Finite mixture models are a useful statistical model class for clustering and density approximation. In the Bayesian framework finite mixture models require the specification of suitable priors in addition to the data model. These priors allow to avoid spurious results and provide a principled way to define cluster shapes and a preference for specific cluster solutions. A generic model estimation scheme for finite mixtures with a fixed number of components is available using Markov chain Monte Carlo (MCMC) sampling with data augmentation. The posterior allows to assess uncertainty in a comprehensive way, but component-specific posterior inference requires resolving the label switching issue. In this paper we focus on the application of Bayesian finite mixture models for clustering. We start with discussing suitable specification, estimation and inference of the model if the number of components is assumed to be known. We then continue to explain suitable strategies for fitting Bayesian finite mixture models when the number of components is not known. In addition, all steps required to perform Bayesian finite mixture modeling are illustrated on a data example where a finite mixture model of multivariate Gaussian distributions is fitted. Suitable prior specification, estimation using MCMC and posterior inference are discussed for this example assuming the number of components to be known as well as unknown.
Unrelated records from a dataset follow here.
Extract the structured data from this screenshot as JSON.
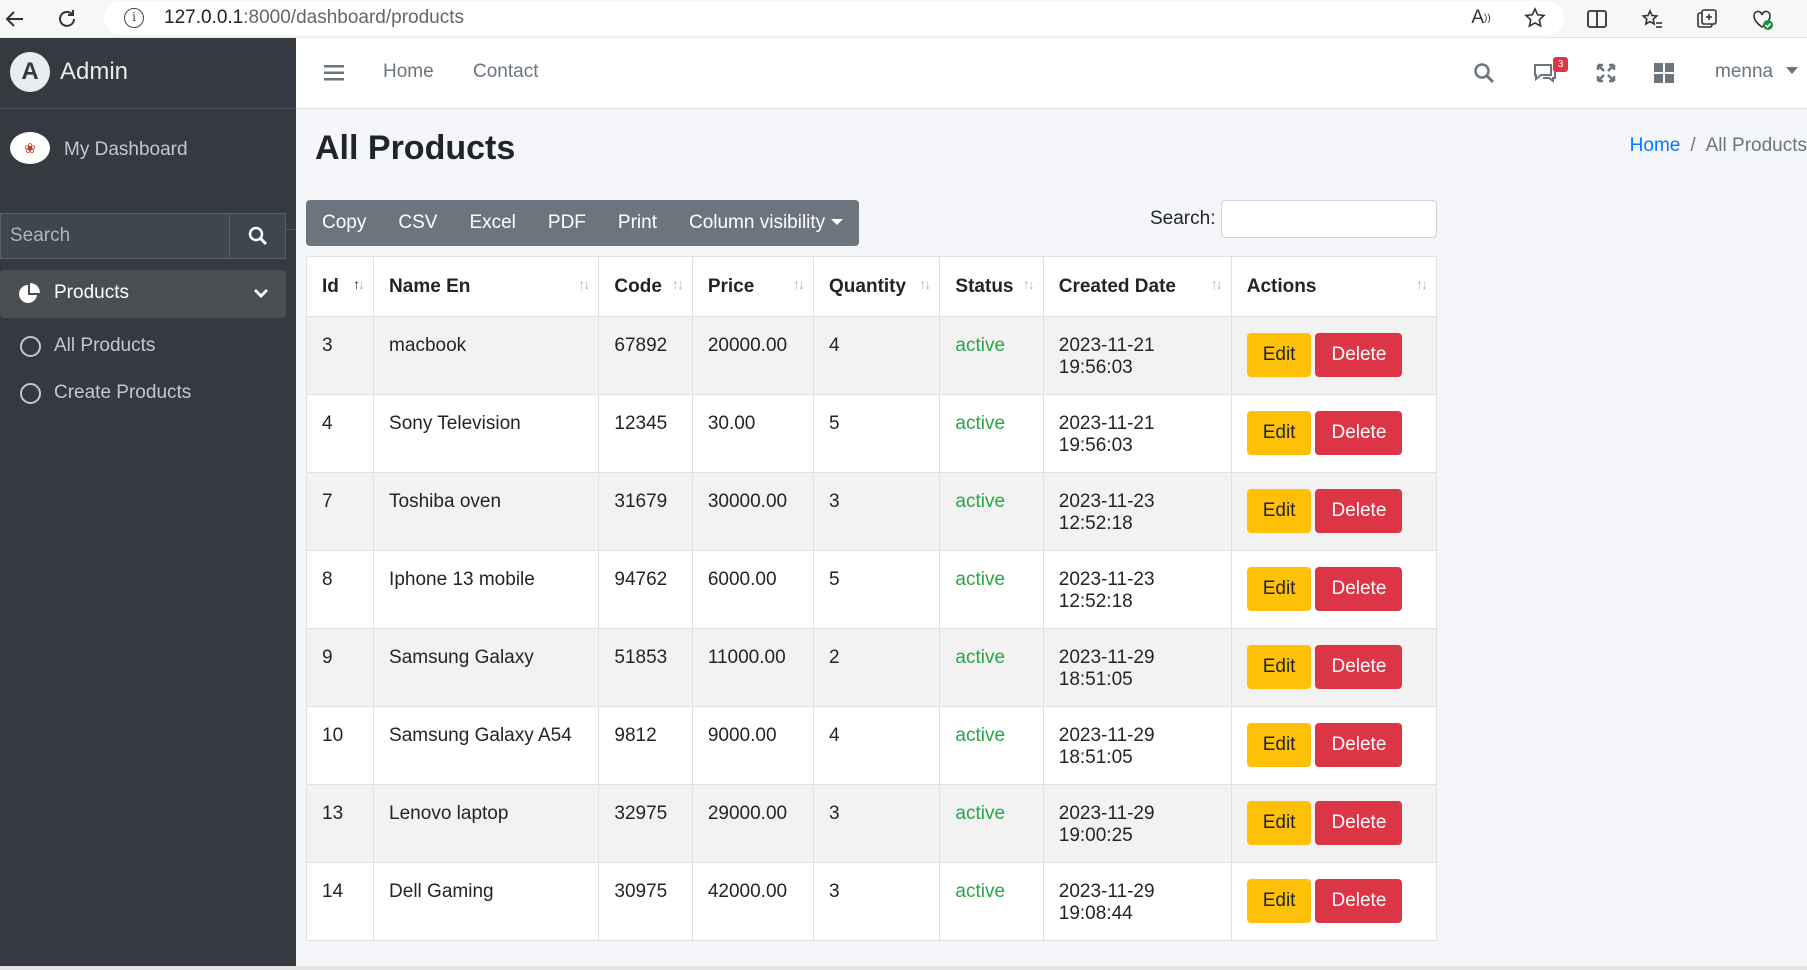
{
  "browser": {
    "url_host": "127.0.0.1",
    "url_rest": ":8000/dashboard/products"
  },
  "sidebar": {
    "brand": "Admin",
    "user_name": "My Dashboard",
    "search_placeholder": "Search",
    "menu": {
      "products_label": "Products",
      "items": [
        {
          "label": "All Products"
        },
        {
          "label": "Create Products"
        }
      ]
    }
  },
  "topnav": {
    "links": [
      "Home",
      "Contact"
    ],
    "notification_count": "3",
    "user": "menna"
  },
  "page": {
    "title": "All Products",
    "breadcrumb": {
      "home": "Home",
      "current": "All Products"
    }
  },
  "toolbar": {
    "buttons": [
      "Copy",
      "CSV",
      "Excel",
      "PDF",
      "Print"
    ],
    "column_visibility": "Column visibility",
    "search_label": "Search:"
  },
  "table": {
    "columns": [
      "Id",
      "Name En",
      "Code",
      "Price",
      "Quantity",
      "Status",
      "Created Date",
      "Actions"
    ],
    "edit_label": "Edit",
    "delete_label": "Delete",
    "rows": [
      {
        "id": "3",
        "name": "macbook",
        "code": "67892",
        "price": "20000.00",
        "quantity": "4",
        "status": "active",
        "created": "2023-11-21 19:56:03"
      },
      {
        "id": "4",
        "name": "Sony Television",
        "code": "12345",
        "price": "30.00",
        "quantity": "5",
        "status": "active",
        "created": "2023-11-21 19:56:03"
      },
      {
        "id": "7",
        "name": "Toshiba oven",
        "code": "31679",
        "price": "30000.00",
        "quantity": "3",
        "status": "active",
        "created": "2023-11-23 12:52:18"
      },
      {
        "id": "8",
        "name": "Iphone 13 mobile",
        "code": "94762",
        "price": "6000.00",
        "quantity": "5",
        "status": "active",
        "created": "2023-11-23 12:52:18"
      },
      {
        "id": "9",
        "name": "Samsung Galaxy",
        "code": "51853",
        "price": "11000.00",
        "quantity": "2",
        "status": "active",
        "created": "2023-11-29 18:51:05"
      },
      {
        "id": "10",
        "name": "Samsung Galaxy A54",
        "code": "9812",
        "price": "9000.00",
        "quantity": "4",
        "status": "active",
        "created": "2023-11-29 18:51:05"
      },
      {
        "id": "13",
        "name": "Lenovo laptop",
        "code": "32975",
        "price": "29000.00",
        "quantity": "3",
        "status": "active",
        "created": "2023-11-29 19:00:25"
      },
      {
        "id": "14",
        "name": "Dell Gaming",
        "code": "30975",
        "price": "42000.00",
        "quantity": "3",
        "status": "active",
        "created": "2023-11-29 19:08:44"
      }
    ]
  },
  "colors": {
    "sidebar_bg": "#343a40",
    "edit_button": "#ffc107",
    "delete_button": "#dc3545",
    "status_active": "#28a745",
    "link": "#007bff"
  }
}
翻译：有限混合模型是用于聚类和密度逼近的一类实用统计模型。在贝叶斯框架下，有限混合模型除了数据模型外还需要设定合适的先验分布。这些先验能够避免伪结果，并为定义聚类形状及特定聚类解的偏好提供原则性方法。对于具有固定分量数的有限混合模型，可通过数据增广的马尔可夫链蒙特卡洛（MCMC）抽样实现通用模型估计方案。后验分布允许以综合方式评估不确定性，但分量特定的后验推断需要解决标签切换问题。本文聚焦于贝叶斯有限混合模型在聚类任务中的应用。我们首先讨论当分量数量已知时模型的设定、估计与推断方法，继而阐述分量数量未知时拟合贝叶斯有限混合模型的适用策略。此外，通过多元高斯分布有限混合模型的数据实例，完整演示了执行贝叶斯有限混合建模的所有步骤。针对该实例，分别在分量数量已知与未知的假设下，详细讨论了先验设定、MCMC估计及后验推断方法。